Under the influence of lobby groups like Stonewall and the Equality Network organisations adopted policies and guidance which prevented people using ordinary language about the sexes. It was said that there should be “no debate”. Proposals were made for new laws on hate crimes that could have criminalised those who held the view that sex was more important than gender.

The story of how this came about in Scotland and the story of the fight to resist it is a cautionary tale from which we all must learn.

The editors who had the excellent idea of putting this book together are journalist Susan Dalgety and policy analyst Lucy Hunter Blackburn.  My co-author and former SNP activist Caroline McAllister has pointed out that women's history is rarely recorded by those present and that alone is enough to justify this important book.  However, it is also important because the story of what happened to these women for speaking up for the rights of women and girls and for the rights of lesbians does not reflect well on how we do politics in Scotland and politicians of all parties need to read it and learn the lessons.

I have written a chapter about what happened to me when I spoke out.

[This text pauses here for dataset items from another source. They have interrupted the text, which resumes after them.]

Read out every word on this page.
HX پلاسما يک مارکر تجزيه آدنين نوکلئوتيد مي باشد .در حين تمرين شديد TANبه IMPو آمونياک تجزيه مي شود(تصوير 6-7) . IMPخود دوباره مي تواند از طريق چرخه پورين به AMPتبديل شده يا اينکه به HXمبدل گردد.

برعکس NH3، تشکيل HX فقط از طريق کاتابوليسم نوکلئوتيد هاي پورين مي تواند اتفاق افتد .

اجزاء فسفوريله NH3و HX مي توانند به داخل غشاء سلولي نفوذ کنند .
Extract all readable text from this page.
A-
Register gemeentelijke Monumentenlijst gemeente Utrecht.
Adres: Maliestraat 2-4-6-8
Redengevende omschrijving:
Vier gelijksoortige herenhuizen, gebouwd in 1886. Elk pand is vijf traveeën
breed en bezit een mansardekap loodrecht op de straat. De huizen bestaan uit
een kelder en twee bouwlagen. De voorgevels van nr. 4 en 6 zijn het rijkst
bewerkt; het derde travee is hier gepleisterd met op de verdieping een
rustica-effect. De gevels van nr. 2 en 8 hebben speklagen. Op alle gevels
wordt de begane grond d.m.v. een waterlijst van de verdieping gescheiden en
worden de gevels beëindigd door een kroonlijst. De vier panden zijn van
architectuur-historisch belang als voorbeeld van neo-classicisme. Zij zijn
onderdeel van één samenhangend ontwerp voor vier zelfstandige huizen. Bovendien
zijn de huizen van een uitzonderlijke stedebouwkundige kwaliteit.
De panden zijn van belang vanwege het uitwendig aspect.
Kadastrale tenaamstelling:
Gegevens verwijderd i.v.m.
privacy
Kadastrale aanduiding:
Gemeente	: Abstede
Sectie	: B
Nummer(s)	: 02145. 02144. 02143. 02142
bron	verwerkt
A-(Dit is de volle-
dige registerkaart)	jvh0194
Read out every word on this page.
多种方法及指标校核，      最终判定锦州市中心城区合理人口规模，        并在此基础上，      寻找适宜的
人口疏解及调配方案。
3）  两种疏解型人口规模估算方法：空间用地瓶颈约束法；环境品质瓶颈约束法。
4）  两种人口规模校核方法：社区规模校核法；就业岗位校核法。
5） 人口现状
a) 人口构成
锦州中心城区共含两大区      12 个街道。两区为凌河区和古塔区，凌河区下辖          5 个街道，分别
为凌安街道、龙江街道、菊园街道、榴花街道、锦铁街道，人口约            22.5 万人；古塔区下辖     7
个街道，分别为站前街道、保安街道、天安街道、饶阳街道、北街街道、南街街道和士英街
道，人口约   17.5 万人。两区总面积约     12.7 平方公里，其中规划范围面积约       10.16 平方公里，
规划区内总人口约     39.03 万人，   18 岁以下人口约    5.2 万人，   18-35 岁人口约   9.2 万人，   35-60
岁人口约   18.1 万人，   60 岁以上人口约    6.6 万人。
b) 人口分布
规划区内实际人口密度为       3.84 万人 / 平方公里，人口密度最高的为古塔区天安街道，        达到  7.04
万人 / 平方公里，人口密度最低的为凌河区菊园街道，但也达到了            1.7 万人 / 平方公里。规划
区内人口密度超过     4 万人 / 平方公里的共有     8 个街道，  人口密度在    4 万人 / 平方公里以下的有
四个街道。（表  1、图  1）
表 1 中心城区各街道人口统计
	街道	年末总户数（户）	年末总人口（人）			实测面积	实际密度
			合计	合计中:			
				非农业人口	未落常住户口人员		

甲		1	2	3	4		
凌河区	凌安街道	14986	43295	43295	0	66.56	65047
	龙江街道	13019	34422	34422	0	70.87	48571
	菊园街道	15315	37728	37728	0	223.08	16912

It tells how I was demonised, ostracised, bullied, and harassed for speaking up for the rights of women and lesbians and how I had to fight against attempts to have me suspended or expelled from the SNP.  It does not reflect well on those who did the bullying or on the leadership of Nicola Sturgeon who famously said the views of women like me were “not valid” and tried to brand us a racists and homophobes as well as transphobes.

People sometimes ask me why I have stayed in the SNP despite this treatment. The answer is quite simple. Firstly, one should never give in to bullies. Secondly, the SNP was founded by intellectuals, artists, poets, and thinkers. The lack of debate and the Stalinist adherence to the leadership line which was expected in the Sturgeon years would have been anathema to them.  Thirdly, I knew that this ideology had been adopted without any proper debate or discussion in the party and that many activists and members were very unhappy about it although they were afraid to say so.  Finally, I knew that the policies being advanced would be damaging to my party and my country as well as women, girls and LGB people and I felt it was my duty to stay and fight against them. I still do.

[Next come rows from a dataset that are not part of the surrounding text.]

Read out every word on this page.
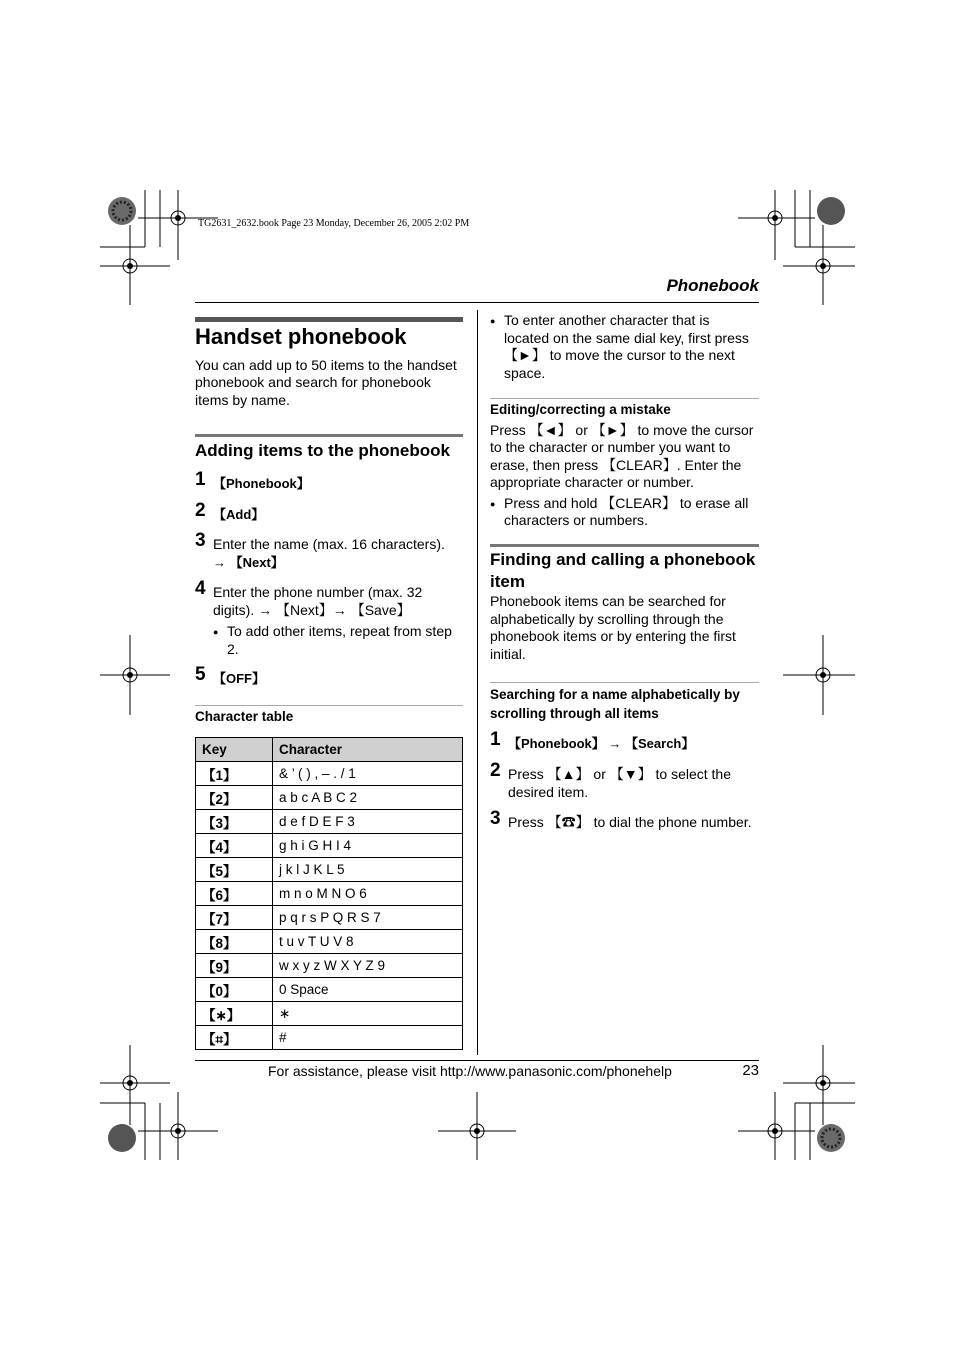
TG2631_2632.book Page 23 Monday, December 26, 2005 2:02 PM
Phonebook
Handset phonebook

You can add up to 50 items to the handset phonebook and search for phonebook items by name.

Adding items to the phonebook
1 【Phonebook】
2 【Add】
3 Enter the name (max. 16 characters).
→ 【Next】
4 Enter the phone number (max. 32 digits). → 【Next】→ 【Save】
● To add other items, repeat from step 2.
5 【OFF】
Character table
Key	Character
【1】	& ’ ( ) , – . / 1
【2】	a b c A B C 2
【3】	d e f D E F 3
【4】	g h i G H I 4
【5】	j k l J K L 5
【6】	m n o M N O 6
【7】	p q r s P Q R S 7
【8】	t u v T U V 8
【9】	w x y z W X Y Z 9
【0】	0 Space
【∗】	∗
【⌗】	#
● To enter another character that is located on the same dial key, first press 【►】 to move the cursor to the next space.
Editing/correcting a mistake
Press 【◄】 or 【►】 to move the cursor to the character or number you want to erase, then press 【CLEAR】. Enter the appropriate character or number.
● Press and hold 【CLEAR】 to erase all characters or numbers.
Finding and calling a phonebook item
Phonebook items can be searched for alphabetically by scrolling through the phonebook items or by entering the first initial.
Searching for a name alphabetically by scrolling through all items
1 【Phonebook】 → 【Search】
2 Press 【▲】 or 【▼】 to select the desired item.
3 Press 【☎】 to dial the phone number.
For assistance, please visit http://www.panasonic.com/phonehelp	23
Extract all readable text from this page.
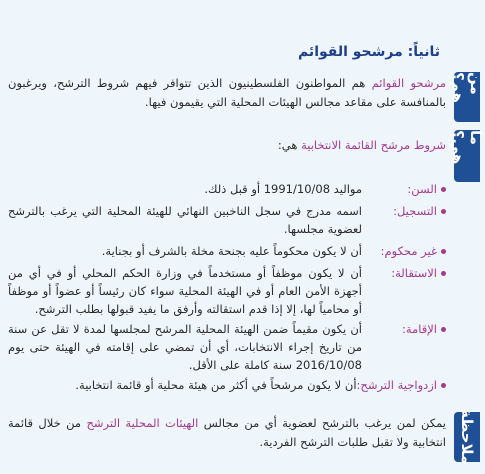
ثانياً: مرشحو القوائم
من هم؟

مرشحو القوائم هم المواطنون الفلسطينيون الذين تتوافر فيهم شروط الترشح، ويرغبون بالمنافسة على مقاعد مجالس الهيئات المحلية التي يقيمون فيها.

ما هي؟

شروط مرشح القائمة الانتخابية هي:

السن:
مواليد 1991/10/08 أو قبل ذلك.
التسجيل:
اسمه مدرج في سجل الناخبين النهائي للهيئة المحلية التي يرغب بالترشح لعضوية مجلسها.
غير محكوم:
أن لا يكون محكوماً عليه بجنحة مخلة بالشرف أو بجناية.
الاستقالة:
أن لا يكون موظفاً أو مستخدماً في وزارة الحكم المحلي أو في أي من أجهزة الأمن العام أو في الهيئة المحلية سواء كان رئيساً أو عضواً أو موظفاً أو محامياً لها، إلا إذا قدم استقالته وأرفق ما يفيد قبولها بطلب الترشح.
الإقامة:
أن يكون مقيماً ضمن الهيئة المحلية المرشح لمجلسها لمدة لا تقل عن سنة من تاريخ إجراء الانتخابات، أي أن تمضي على إقامته في الهيئة حتى يوم 2016/10/08 سنة كاملة على الأقل.
ازدواجية الترشح:
أن لا يكون مرشحاً في أكثر من هيئة محلية أو قائمة انتخابية.
ملاحظة

يمكن لمن يرغب بالترشح لعضوية أي من مجالس الهيئات المحلية الترشح من خلال قائمة انتخابية ولا تقبل طلبات الترشح الفردية.
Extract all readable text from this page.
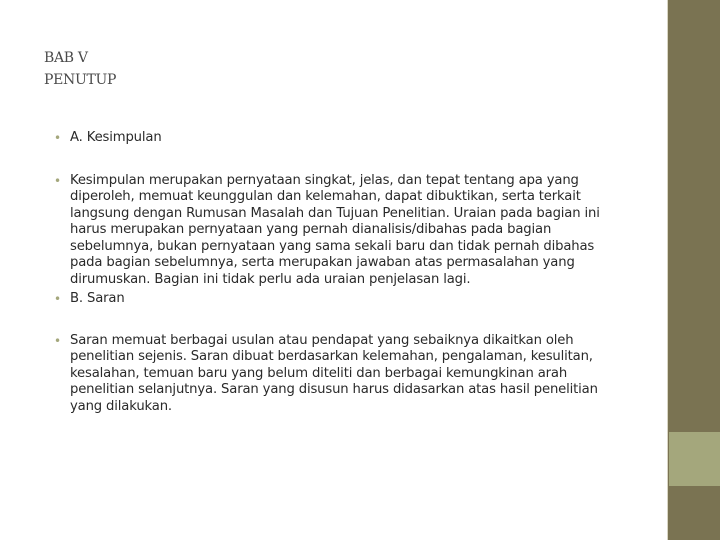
BAB V
PENUTUP
• A. Kesimpulan
• Kesimpulan merupakan pernyataan singkat, jelas, dan tepat tentang apa yang diperoleh, memuat keunggulan dan kelemahan, dapat dibuktikan, serta terkait langsung dengan Rumusan Masalah dan Tujuan Penelitian. Uraian pada bagian ini harus merupakan pernyataan yang pernah dianalisis/dibahas pada bagian sebelumnya, bukan pernyataan yang sama sekali baru dan tidak pernah dibahas pada bagian sebelumnya, serta merupakan jawaban atas permasalahan yang dirumuskan. Bagian ini tidak perlu ada uraian penjelasan lagi.
• B. Saran
• Saran memuat berbagai usulan atau pendapat yang sebaiknya dikaitkan oleh penelitian sejenis. Saran dibuat berdasarkan kelemahan, pengalaman, kesulitan, kesalahan, temuan baru yang belum diteliti dan berbagai kemungkinan arah penelitian selanjutnya. Saran yang disusun harus didasarkan atas hasil penelitian yang dilakukan.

I am pleased that under the leadership of Humza Yousaf and now John Swinney steps have been taken to distance the SNP from Nicola Sturgeon’s approach on this issue, to encourage respectful debate and an end to the demonising of women who dare to dissent.  I am hopeful that things will now start to improve in the SNP.

However, the lessons which need to be learned from this book go way beyond the SNP.  Politicians from all political parties demonised the Women Who Wouldn’t Wheesht while lionising trans activists some of whom subsequently turned out to have rather unsavoury histories. And yes, Alex Cole Hamilton, I am thinking of you.  The Scottish Green party, unable to cope with the fact that the tide is turning on this ideology, recently expelled several longstanding activists for daring to speak up for women’s rights.

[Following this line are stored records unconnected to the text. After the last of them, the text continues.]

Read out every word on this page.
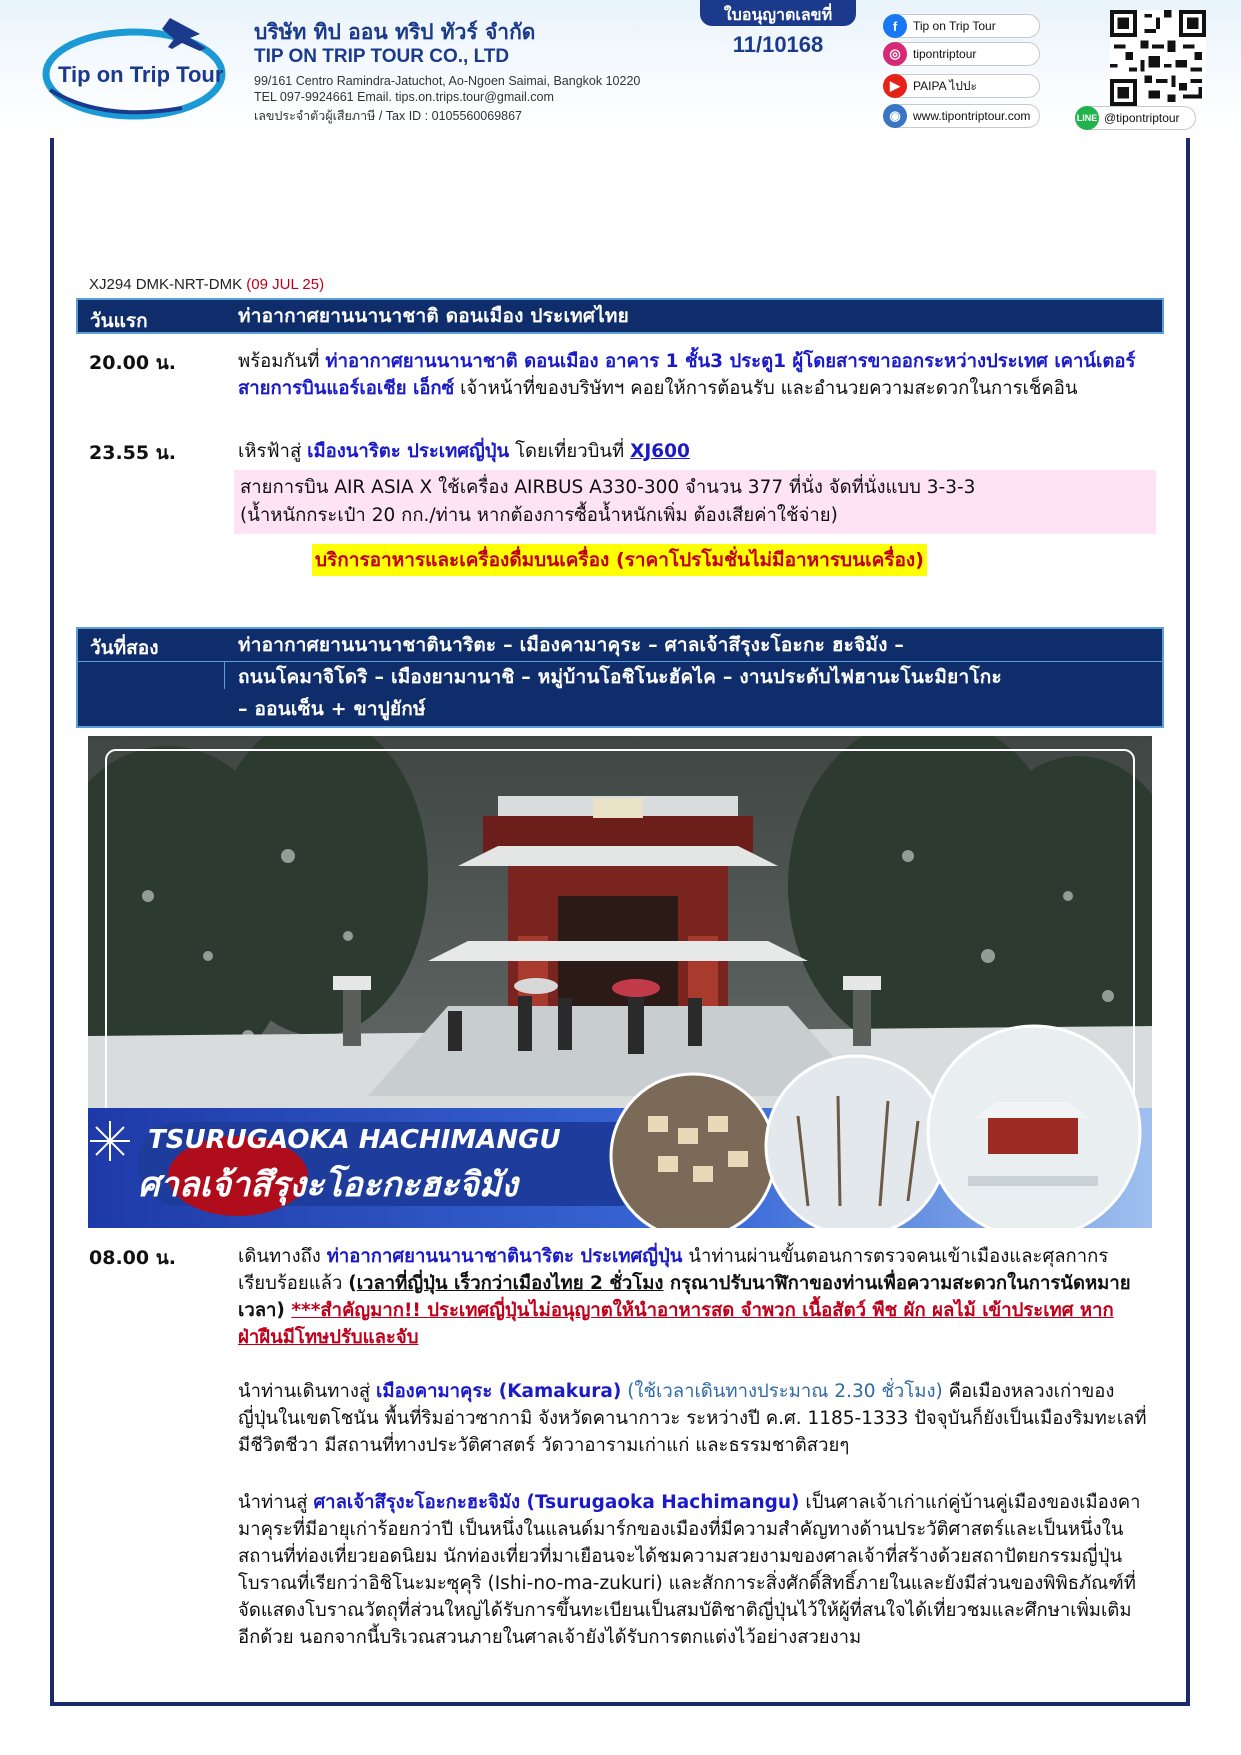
Tip on Trip Tour
บริษัท ทิป ออน ทริป ทัวร์ จำกัด
TIP ON TRIP TOUR CO., LTD
99/161 Centro Ramindra-Jatuchot, Ao-Ngoen Saimai, Bangkok 10220
TEL 097-9924661 Email. tips.on.trips.tour@gmail.com
เลขประจำตัวผู้เสียภาษี / Tax ID : 0105560069867
ใบอนุญาตเลขที่
11/10168
f	Tip on Trip Tour
◎	tipontriptour
▶	PAIPA ไปปะ
◉	www.tipontriptour.com	LINE @tipontriptour
XJ294 DMK-NRT-DMK (09 JUL 25)
วันแรก	ท่าอากาศยานนานาชาติ ดอนเมือง ประเทศไทย
20.00 น.	พร้อมกันที่ ท่าอากาศยานนานาชาติ ดอนเมือง อาคาร 1 ชั้น3 ประตู1 ผู้โดยสารขาออกระหว่างประเทศ เคาน์เตอร์ สายการบินแอร์เอเชีย เอ็กซ์ เจ้าหน้าที่ของบริษัทฯ คอยให้การต้อนรับ และอำนวยความสะดวกในการเช็คอิน
23.55 น.	เหิรฟ้าสู่ เมืองนาริตะ ประเทศญี่ปุ่น โดยเที่ยวบินที่ XJ600
สายการบิน AIR ASIA X ใช้เครื่อง AIRBUS A330-300 จำนวน 377 ที่นั่ง จัดที่นั่งแบบ 3-3-3
(น้ำหนักกระเป๋า 20 กก./ท่าน หากต้องการซื้อน้ำหนักเพิ่ม ต้องเสียค่าใช้จ่าย)
บริการอาหารและเครื่องดื่มบนเครื่อง (ราคาโปรโมชั่นไม่มีอาหารบนเครื่อง)
วันที่สอง	ท่าอากาศยานนานาชาตินาริตะ – เมืองคามาคุระ – ศาลเจ้าสึรุงะโอะกะ ฮะจิมัง –
ถนนโคมาจิโดริ – เมืองยามานาชิ – หมู่บ้านโอชิโนะฮัคไค – งานประดับไฟฮานะโนะมิยาโกะ
– ออนเซ็น + ขาปูยักษ์
TSURUGAOKA HACHIMANGU
ศาลเจ้าสึรุงะโอะกะฮะจิมัง
08.00 น.	เดินทางถึง ท่าอากาศยานนานาชาตินาริตะ ประเทศญี่ปุ่น นำท่านผ่านขั้นตอนการตรวจคนเข้าเมืองและศุลกากร เรียบร้อยแล้ว (เวลาที่ญี่ปุ่น เร็วกว่าเมืองไทย 2 ชั่วโมง กรุณาปรับนาฬิกาของท่านเพื่อความสะดวกในการนัดหมายเวลา) ***สำคัญมาก!! ประเทศญี่ปุ่นไม่อนุญาตให้นำอาหารสด จำพวก เนื้อสัตว์ พืช ผัก ผลไม้ เข้าประเทศ หากฝ่าฝืนมีโทษปรับและจับ
นำท่านเดินทางสู่ เมืองคามาคุระ (Kamakura) (ใช้เวลาเดินทางประมาณ 2.30 ชั่วโมง) คือเมืองหลวงเก่าของญี่ปุ่นในเขตโชนัน พื้นที่ริมอ่าวซากามิ จังหวัดคานากาวะ ระหว่างปี ค.ศ. 1185-1333 ปัจจุบันก็ยังเป็นเมืองริมทะเลที่มีชีวิตชีวา มีสถานที่ทางประวัติศาสตร์ วัดวาอารามเก่าแก่ และธรรมชาติสวยๆ
นำท่านสู่ ศาลเจ้าสึรุงะโอะกะฮะจิมัง (Tsurugaoka Hachimangu) เป็นศาลเจ้าเก่าแก่คู่บ้านคู่เมืองของเมืองคามาคุระที่มีอายุเก่าร้อยกว่าปี เป็นหนึ่งในแลนด์มาร์กของเมืองที่มีความสำคัญทางด้านประวัติศาสตร์และเป็นหนึ่งในสถานที่ท่องเที่ยวยอดนิยม นักท่องเที่ยวที่มาเยือนจะได้ชมความสวยงามของศาลเจ้าที่สร้างด้วยสถาปัตยกรรมญี่ปุ่นโบราณที่เรียกว่าอิชิโนะมะซุคุริ (Ishi-no-ma-zukuri) และสักการะสิ่งศักดิ์สิทธิ์ภายในและยังมีส่วนของพิพิธภัณฑ์ที่จัดแสดงโบราณวัตถุที่ส่วนใหญ่ได้รับการขึ้นทะเบียนเป็นสมบัติชาติญี่ปุ่นไว้ให้ผู้ที่สนใจได้เที่ยวชมและศึกษาเพิ่มเติมอีกด้วย นอกจากนี้บริเวณสวนภายในศาลเจ้ายังได้รับการตกแต่งไว้อย่างสวยงาม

There are also lessons to be learned for the Scottish parliament particularly as it approaches its 25th anniversary and for candidates in the UK General Election. Shallow virtue signalling is no substitute for evidence-based policy making.   Human rights are universal. Sometimes rights conflict, compromise is necessary but compromises that destroy the rights of one group in favour of another are unfair. There is no hierarchy of protected characteristics under the Equality Act and care must be taken to ensure that policy and legislation does not discriminate against one protected characteristic such as sex or sexual orientation in favour of another such as gender reassignment. Safeguarding matters should never be ignored.

Parliamentary committees whose job it is to scrutinise legislation should not be made up of partisan zealots who are only interested in one side of the argument. Parliamentarians are elected to legislate for all, to sift complex information and to weigh difficult choices. We need people in our parliaments who are prepared to do that and who won’t just follow party or lobbyists lines without demur.

Above all, Scotland needs to do politics better in future.